Prime Minister Netanyahu’s reluctance to act against rabbis like Eliyahu, the Safed municipal rabbi, also came at a time when the Knesset, currently dominated by right-wing parties, is considering what many argue are racist and anti-democratic proposals.

One proposal – though defeated – suggested all Israeli citizens, including Arabs, must swear loyalty to the Jewish state. These days the Knesset is considering outlawing
anti-occupation activists’ calls for an economic boycott of Israel.

Earlier this month, though, the conflict between the rabbis and the Jewish state intensified. Rabbi Dov Lior, a known extremist from the West Bank settlement of Kiriat Arba near Hebron, endorsed a book that openly incited violence. The book, “The King’s Torah,” argues that Jews may preemptively kill non-Jews if they feel threatened.

When police recently summoned Lior for questioning, he never turned up, and was soon arrested. Hundreds of his followers demonstrated in Jerusalem to protest his arrest. The Israeli police also arrested the son of a prominent rabbi and Netanyahu’s own coalition partner over similar accusations. Nobody in Israel is above the law, Netanyahu then said, in a meeting with his ministers.

Israel’s deep fragmentation, where several communities live side-by-side – the secular Israelis, the Arabs, the settlers, the ultra-orthodox and the Russian immigrants to name a few – has created a certain live-and-let live culture, allowing for pockets of racism in peripheral groups.
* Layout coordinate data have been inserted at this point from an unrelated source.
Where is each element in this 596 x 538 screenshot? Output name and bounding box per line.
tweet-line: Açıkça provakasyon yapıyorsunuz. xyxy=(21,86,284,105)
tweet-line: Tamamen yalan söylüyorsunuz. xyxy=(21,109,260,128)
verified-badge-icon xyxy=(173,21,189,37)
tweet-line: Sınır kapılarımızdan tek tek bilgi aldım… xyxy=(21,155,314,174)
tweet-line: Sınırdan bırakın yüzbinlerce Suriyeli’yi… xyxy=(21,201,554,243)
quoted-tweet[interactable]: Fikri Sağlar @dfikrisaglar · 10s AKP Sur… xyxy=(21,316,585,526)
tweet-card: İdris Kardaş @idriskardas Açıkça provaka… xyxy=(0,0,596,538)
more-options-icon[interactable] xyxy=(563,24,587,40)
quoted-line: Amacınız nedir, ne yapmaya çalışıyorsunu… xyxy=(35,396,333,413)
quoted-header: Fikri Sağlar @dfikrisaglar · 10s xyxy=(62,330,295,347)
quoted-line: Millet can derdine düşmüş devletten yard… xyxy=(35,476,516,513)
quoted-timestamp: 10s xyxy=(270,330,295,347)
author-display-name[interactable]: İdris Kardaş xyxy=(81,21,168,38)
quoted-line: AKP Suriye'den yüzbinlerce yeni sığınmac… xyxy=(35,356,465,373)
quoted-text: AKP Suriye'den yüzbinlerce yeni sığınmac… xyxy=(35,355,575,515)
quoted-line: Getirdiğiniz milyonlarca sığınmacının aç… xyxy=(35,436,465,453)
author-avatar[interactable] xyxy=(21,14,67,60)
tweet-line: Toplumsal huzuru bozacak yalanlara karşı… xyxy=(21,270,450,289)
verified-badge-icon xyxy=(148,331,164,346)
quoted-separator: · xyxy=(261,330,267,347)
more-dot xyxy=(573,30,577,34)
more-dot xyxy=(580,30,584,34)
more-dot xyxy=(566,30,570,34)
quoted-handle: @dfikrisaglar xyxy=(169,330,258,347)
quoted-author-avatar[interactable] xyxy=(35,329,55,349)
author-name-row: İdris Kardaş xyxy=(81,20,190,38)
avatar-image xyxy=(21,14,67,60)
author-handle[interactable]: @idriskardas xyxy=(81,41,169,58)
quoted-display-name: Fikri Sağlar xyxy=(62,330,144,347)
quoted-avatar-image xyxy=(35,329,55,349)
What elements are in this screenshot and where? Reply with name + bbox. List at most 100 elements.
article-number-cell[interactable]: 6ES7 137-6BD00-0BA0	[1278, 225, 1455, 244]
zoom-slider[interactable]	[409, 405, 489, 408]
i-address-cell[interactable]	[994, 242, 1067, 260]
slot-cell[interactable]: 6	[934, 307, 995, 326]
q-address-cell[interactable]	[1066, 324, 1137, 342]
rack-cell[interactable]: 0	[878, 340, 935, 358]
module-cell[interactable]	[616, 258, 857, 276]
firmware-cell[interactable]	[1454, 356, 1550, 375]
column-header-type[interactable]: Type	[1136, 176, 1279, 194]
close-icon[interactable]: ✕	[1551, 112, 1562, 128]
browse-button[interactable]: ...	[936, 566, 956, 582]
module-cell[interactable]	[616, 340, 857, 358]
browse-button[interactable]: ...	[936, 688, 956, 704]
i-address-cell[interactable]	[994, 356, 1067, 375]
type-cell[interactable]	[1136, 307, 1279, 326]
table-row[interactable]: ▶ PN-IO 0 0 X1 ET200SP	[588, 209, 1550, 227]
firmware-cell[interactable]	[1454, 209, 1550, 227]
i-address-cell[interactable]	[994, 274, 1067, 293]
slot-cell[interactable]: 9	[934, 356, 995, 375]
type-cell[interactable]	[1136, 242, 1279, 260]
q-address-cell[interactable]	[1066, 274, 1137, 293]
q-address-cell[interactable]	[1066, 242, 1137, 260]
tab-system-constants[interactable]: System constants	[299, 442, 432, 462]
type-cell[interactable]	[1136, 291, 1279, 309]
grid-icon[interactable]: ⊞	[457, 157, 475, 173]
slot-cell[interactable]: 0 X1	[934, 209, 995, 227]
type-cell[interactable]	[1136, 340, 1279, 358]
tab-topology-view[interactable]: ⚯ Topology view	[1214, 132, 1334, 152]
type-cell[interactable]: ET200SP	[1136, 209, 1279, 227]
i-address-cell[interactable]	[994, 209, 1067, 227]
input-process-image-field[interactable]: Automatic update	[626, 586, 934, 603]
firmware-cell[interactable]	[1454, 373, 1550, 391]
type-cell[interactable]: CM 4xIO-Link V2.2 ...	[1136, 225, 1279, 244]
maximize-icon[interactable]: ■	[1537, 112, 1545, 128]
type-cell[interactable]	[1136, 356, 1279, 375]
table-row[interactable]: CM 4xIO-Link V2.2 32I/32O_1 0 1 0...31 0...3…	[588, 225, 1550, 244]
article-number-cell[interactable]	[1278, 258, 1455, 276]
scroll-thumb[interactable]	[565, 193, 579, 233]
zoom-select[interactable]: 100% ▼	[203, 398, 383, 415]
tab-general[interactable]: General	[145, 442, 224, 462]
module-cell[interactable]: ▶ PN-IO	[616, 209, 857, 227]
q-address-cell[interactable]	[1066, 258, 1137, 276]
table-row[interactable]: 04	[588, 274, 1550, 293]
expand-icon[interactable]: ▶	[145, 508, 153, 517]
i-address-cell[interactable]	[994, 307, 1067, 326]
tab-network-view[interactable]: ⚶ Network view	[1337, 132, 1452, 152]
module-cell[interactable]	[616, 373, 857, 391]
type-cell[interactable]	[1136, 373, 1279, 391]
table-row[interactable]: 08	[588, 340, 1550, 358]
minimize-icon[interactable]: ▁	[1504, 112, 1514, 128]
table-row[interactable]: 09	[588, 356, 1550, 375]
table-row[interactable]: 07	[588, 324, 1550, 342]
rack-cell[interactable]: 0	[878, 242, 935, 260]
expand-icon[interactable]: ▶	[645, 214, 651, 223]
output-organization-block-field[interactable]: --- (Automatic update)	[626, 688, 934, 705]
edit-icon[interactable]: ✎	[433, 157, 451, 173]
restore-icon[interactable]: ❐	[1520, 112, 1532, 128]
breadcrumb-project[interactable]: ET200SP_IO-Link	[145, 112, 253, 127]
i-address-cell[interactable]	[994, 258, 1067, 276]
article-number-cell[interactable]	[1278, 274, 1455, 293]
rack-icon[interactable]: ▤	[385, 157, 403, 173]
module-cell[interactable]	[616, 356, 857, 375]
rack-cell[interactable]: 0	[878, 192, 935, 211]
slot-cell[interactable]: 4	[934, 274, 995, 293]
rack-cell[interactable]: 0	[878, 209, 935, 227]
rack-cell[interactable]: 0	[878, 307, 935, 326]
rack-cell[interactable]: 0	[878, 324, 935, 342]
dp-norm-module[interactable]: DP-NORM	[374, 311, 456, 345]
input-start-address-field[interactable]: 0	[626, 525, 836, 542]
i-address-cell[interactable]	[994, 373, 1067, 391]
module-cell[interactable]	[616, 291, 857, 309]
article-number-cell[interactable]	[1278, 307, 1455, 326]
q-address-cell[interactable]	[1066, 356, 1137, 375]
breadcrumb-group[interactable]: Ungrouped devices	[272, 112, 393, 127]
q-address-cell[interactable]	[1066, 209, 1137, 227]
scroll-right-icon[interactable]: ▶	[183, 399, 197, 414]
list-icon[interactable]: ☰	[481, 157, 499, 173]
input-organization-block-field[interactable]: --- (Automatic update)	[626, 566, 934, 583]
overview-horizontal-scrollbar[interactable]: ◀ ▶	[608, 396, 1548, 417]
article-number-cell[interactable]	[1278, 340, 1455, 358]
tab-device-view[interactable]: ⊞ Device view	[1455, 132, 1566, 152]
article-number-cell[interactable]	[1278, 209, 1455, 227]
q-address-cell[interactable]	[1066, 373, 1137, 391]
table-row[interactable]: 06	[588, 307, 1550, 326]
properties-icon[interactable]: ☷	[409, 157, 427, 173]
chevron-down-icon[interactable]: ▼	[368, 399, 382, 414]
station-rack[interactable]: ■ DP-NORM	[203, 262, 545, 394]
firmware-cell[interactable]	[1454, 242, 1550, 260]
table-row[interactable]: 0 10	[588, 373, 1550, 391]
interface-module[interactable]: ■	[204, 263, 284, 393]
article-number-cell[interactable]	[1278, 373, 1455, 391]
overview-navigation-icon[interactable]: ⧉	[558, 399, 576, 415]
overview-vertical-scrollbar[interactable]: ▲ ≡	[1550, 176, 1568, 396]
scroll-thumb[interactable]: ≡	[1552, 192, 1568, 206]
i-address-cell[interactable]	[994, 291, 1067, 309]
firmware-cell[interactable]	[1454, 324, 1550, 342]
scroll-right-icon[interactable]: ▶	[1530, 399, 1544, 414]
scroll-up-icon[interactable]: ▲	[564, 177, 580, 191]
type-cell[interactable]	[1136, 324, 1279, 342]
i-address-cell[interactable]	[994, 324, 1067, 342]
While each group maintains its own social codes, mainstream Israel, nevertheless, did react harshly against the rabbis’ racist calls. Last week, Maariv, an Israeli tabloid, dedicated its entire front page to an article against religious fanatics. We do not want to become Iran, the tabloid shouted in bold type.

But for Uri Avineri, a famous long-time peace activist, the struggle against religious fanatics is crucial to Israel’s survival. For Israelis this is not just an academic question. Transforming Israel into a state run by orthodox Jewish law means castrating the democratic system, he said recently.

Nevertheless, the right wing parties in Israel, which are frequently the most critical to peace agreements with Arab countries, often receive the bulk of their votes from Jewish immigrants from Arab countries and their offspring. Memories of anti-Jewish acts in Arab countries are commonly said to explain their distrust vis-à-vis peace moves.

However, according to Tel Aviv University professor Yehuda Shenhav, the answer lies elsewhere. Shenhav, a son of Iraqi immigrants, says the European Jewish elite, which established Israel, oppressed Jewish Arab culture for decades, and, consequently, Jewish immigrants from Arabs countries learned to distance themselves from their own Arab heritage. Zionism asked Arab Jews to relinquish their Arab identity, says Shenhav, a sociologist. He and other activists established the Eastern Democratic Rainbow, an organization which seeks to restore Arab culture and identity to Jewish immigrants from Arab countries and build bridges to neighboring countries.